We are currently writing Auto-ML's design document. We intend to finish our study by around the year 2022.
Auto-ML will generalize to various clinical prediction/classification problems. With minimal help from data scientists, health care researchers can use Auto-ML to quickly build high-quality models. This will boost wider use of machine learning in health care and improve patient outcomes.
为了改善健康状况并降低医疗成本,我们常常需要使用大型临床数据集(即临床大数据)进行预测/分类,例如识别需要预防性干预的高风险患者。机器学习已被视为实现这一目标的关键技术。机器学习在大多数数据科学竞赛中获胜,并能支持许多临床活动,但仅有15%的医院将其用于哪怕是有限的目的。尽管医疗保健研究人员熟悉数据,但他们往往缺乏直接使用临床大数据的机器学习专业知识,这在从数据中实现价值方面构成了障碍。医疗保健研究人员可以与拥有深厚机器学习知识的数据科学家合作,但双方有效沟通需要花费时间和精力。由于美国数据科学家短缺,且面临资金雄厚的公司的招聘竞争,医疗保健系统在招募数据科学家方面存在困难。构建和推广机器学习模型通常需要数据科学家进行数百到数千次手动迭代,以选择以下内容:(1)对模型准确性有重大影响的超参数值和复杂算法,以及(2)用于临时聚合临床属性的运算符和时间段(例如,患者体重在过去一年是否持续上升)。在预算有限的情况下,这个过程变得不可行。

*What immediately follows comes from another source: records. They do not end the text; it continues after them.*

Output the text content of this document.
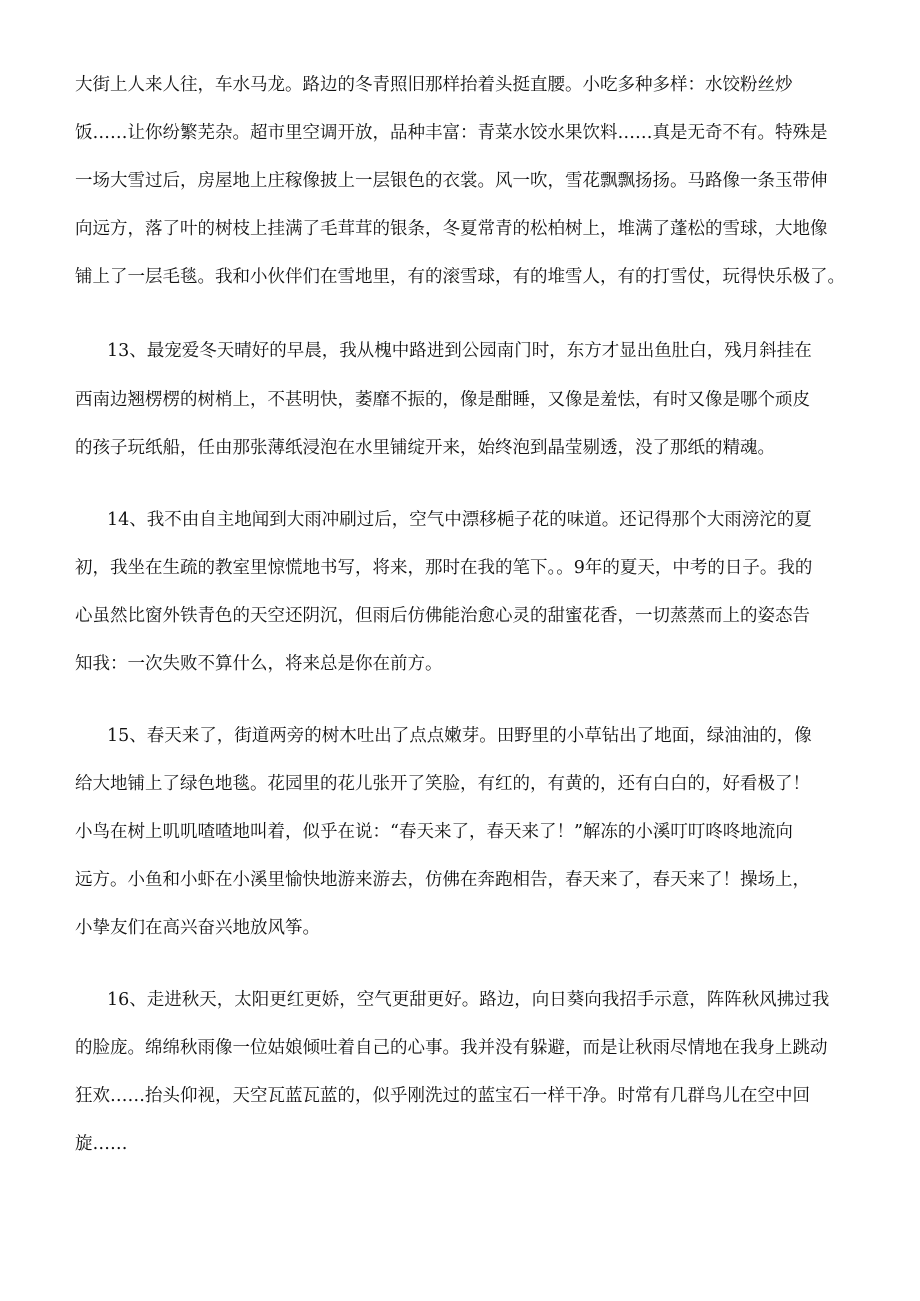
大街上人来人往，车水马龙。路边的冬青照旧那样抬着头挺直腰。小吃多种多样：水饺粉丝炒
饭……让你纷繁芜杂。超市里空调开放，品种丰富：青菜水饺水果饮料……真是无奇不有。特殊是
一场大雪过后，房屋地上庄稼像披上一层银色的衣裳。风一吹，雪花飘飘扬扬。马路像一条玉带伸
向远方，落了叶的树枝上挂满了毛茸茸的银条，冬夏常青的松柏树上，堆满了蓬松的雪球，大地像
铺上了一层毛毯。我和小伙伴们在雪地里，有的滚雪球，有的堆雪人，有的打雪仗，玩得快乐极了。
13、最宠爱冬天晴好的早晨，我从槐中路进到公园南门时，东方才显出鱼肚白，残月斜挂在
西南边翘楞楞的树梢上，不甚明快，萎靡不振的，像是酣睡，又像是羞怯，有时又像是哪个顽皮
的孩子玩纸船，任由那张薄纸浸泡在水里铺绽开来，始终泡到晶莹剔透，没了那纸的精魂。
14、我不由自主地闻到大雨冲刷过后，空气中漂移梔子花的味道。还记得那个大雨滂沱的夏
初，我坐在生疏的教室里惊慌地书写，将来，那时在我的笔下。。9年的夏天，中考的日子。我的
心虽然比窗外铁青色的天空还阴沉，但雨后仿佛能治愈心灵的甜蜜花香，一切蒸蒸而上的姿态告
知我：一次失败不算什么，将来总是你在前方。
15、春天来了，街道两旁的树木吐出了点点嫩芽。田野里的小草钻出了地面，绿油油的，像
给大地铺上了绿色地毯。花园里的花儿张开了笑脸，有红的，有黄的，还有白白的，好看极了！
小鸟在树上叽叽喳喳地叫着，似乎在说：“春天来了，春天来了！”解冻的小溪叮叮咚咚地流向
远方。小鱼和小虾在小溪里愉快地游来游去，仿佛在奔跑相告，春天来了，春天来了！操场上，
小挚友们在高兴奋兴地放风筝。
16、走进秋天，太阳更红更娇，空气更甜更好。路边，向日葵向我招手示意，阵阵秋风拂过我
的脸庞。绵绵秋雨像一位姑娘倾吐着自己的心事。我并没有躲避，而是让秋雨尽情地在我身上跳动
狂欢……抬头仰视，天空瓦蓝瓦蓝的，似乎刚洗过的蓝宝石一样干净。时常有几群鸟儿在空中回
旋……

本研究的目标是使医疗保健研究人员能够直接使用临床大数据,在预算和数据科学家资源有限的情况下使机器学习可行,并从数据中实现价值。
本研究将使我们能够实现以下目标:(1)完成开发新软件“自动化机器学习(Auto-ML)”,以实现对临床大数据进行机器学习的模型选择自动化,并在七个具有临床重要性的基准建模问题上验证Auto-ML;(2)将Auto-ML和新方法应用于两个对护理管理分配至关重要的新建模问题,并与护理经理试用一个模型;(3)进行模拟,以估计采用Auto-ML对美国患者结局的影响。
我们目前正在撰写Auto-ML的设计文档。我们打算在2022年左右完成本研究。
Auto-ML将适用于各种临床预测/分类问题。在数据科学家的最少帮助下,医疗保健研究人员可以使用Auto-ML快速构建高质量模型。这将推动机器学习在医疗保健领域的更广泛应用,并改善患者结局。